Arábica es una variedad frágil y sensible a cambios de temperatura y a enfermedades fúngicas como la roya (Hemileia vastatrix), que pueden llegar a matar la planta. Las temperaturas frescas de la altura la protegen de estos riesgos, que son existenciales para el cultivo.
La menor presión de plagas en altura es un argumento de menor peso. Si bien es cierto que la cafeína funciona como mecanismo de defensa natural de la planta —es amarga y tóxica para muchos insectos— estos pueden encontrar mayores dificultades en climas fríos. Sin embargo, la presión de plagas reduce la producción y en casos extremos puede comprometer la planta, pero raramente la mata, a diferencia de la roya o una helada.
En cuanto a la densidad del grano: el crecimiento lento en altura produce granos más densos y compactos, que en teoría son algo más difíciles de extraer. Podría haber ahí una diferencia mínima en el contenido extraíble de cafeína, pero sería tan pequeño que no tiene sentido considerarlo.
Lo que determina la cafeína es la variedad genética. Que las variedades con menos cafeína se cultiven en altura es una consecuencia agrícola, no la causa.
El terroir y la climatologia en el café
Como en el vino, el concepto de terroir —el conjunto de suelo, clima, lluvia y temperatura— moldea el sabor del café. La temperatura ideal para Arábica ronda los 15-24°C con variación diaria (calor de día, fresco de noche). Un suelo volcánico, rico en minerales y con buena permeabilidad, produce algunos de los cafés más complejos del mundo (Etiopía, Guatemala, Costa Rica, Java).
La climatología, especialmente la humedad y la distribución de las lluvias, también condiciona el secado tras la cosecha. En climas secos, los procesos naturales son más fáciles de controlar y suelen producir cafés más dulces y afrutados. En regiones húmedas o lluviosas, el secado requiere una mayor supervisión para evitar fermentaciones indeseadas, la aparición de mohos y otros defectos derivados de un secado irregular.
La recolección
El proceso de maduración no es uniforme: en un mismo árbol, las cerezas maduran a ritmos distintos. Esto genera tres grandes métodos de recolección, con implicaciones directas en la calidad final.

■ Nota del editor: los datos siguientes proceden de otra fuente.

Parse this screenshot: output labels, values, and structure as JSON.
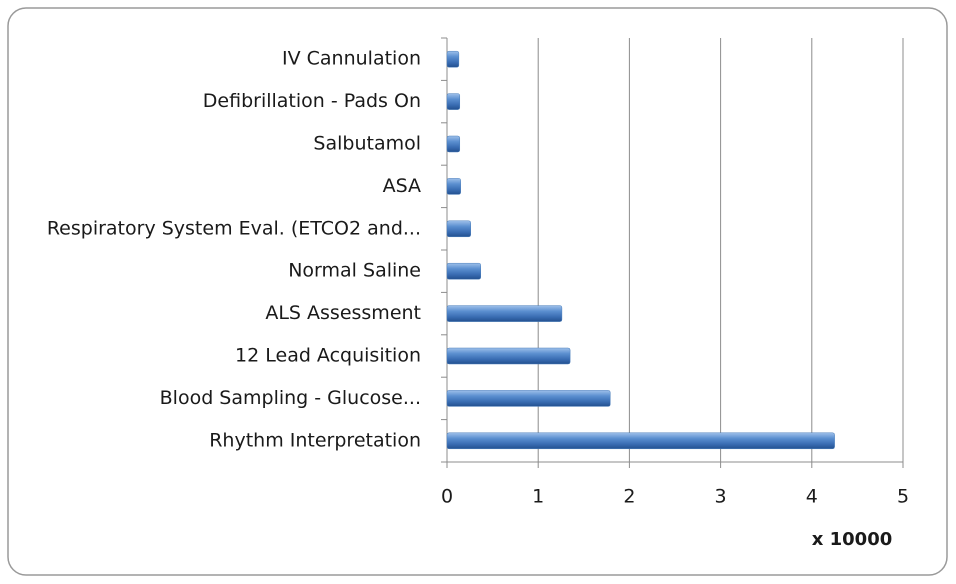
{
  "chart_data": {
    "type": "barh",
    "categories": [
      "Rhythm Interpretation",
      "Blood Sampling - Glucose...",
      "12 Lead Acquisition",
      "ALS Assessment",
      "Normal Saline",
      "Respiratory System Eval. (ETCO2 and...",
      "ASA",
      "Salbutamol",
      "Defibrillation - Pads On",
      "IV Cannulation"
    ],
    "values": [
      4.25,
      1.79,
      1.35,
      1.26,
      0.37,
      0.26,
      0.15,
      0.14,
      0.14,
      0.13
    ],
    "color": "#4a7ebb",
    "xlim": [
      0,
      5
    ],
    "xticks": [
      0,
      1,
      2,
      3,
      4,
      5
    ],
    "x_axis_label": "x 10000",
    "grid": true
  }
}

Recolección selectiva (picking)
Se recoge únicamente la cereza madura, a mano, pasando varias veces por el árbol durante la temporada. Es el método más costoso y laborioso, pero garantiza que solo el fruto en su punto óptimo entra en el proceso. Es el estándar del café de especialidad.
Recolección por despalillado (stripping)
Se pasa la mano por la rama y se arrancan todos los frutos de una vez, independientemente de su estado de madurez. Rápido y económico, pero mezcla cerezas verdes, maduras y sobremaduradas, lo que complica el proceso posterior y puede introducir defectos en taza.
Recolección mecánica
Máquinas que vibran o rastrean las ramas, usadas principalmente en terrenos planos como Brasil. Eficiente a gran escala, aunque también mezcla estados de madurez.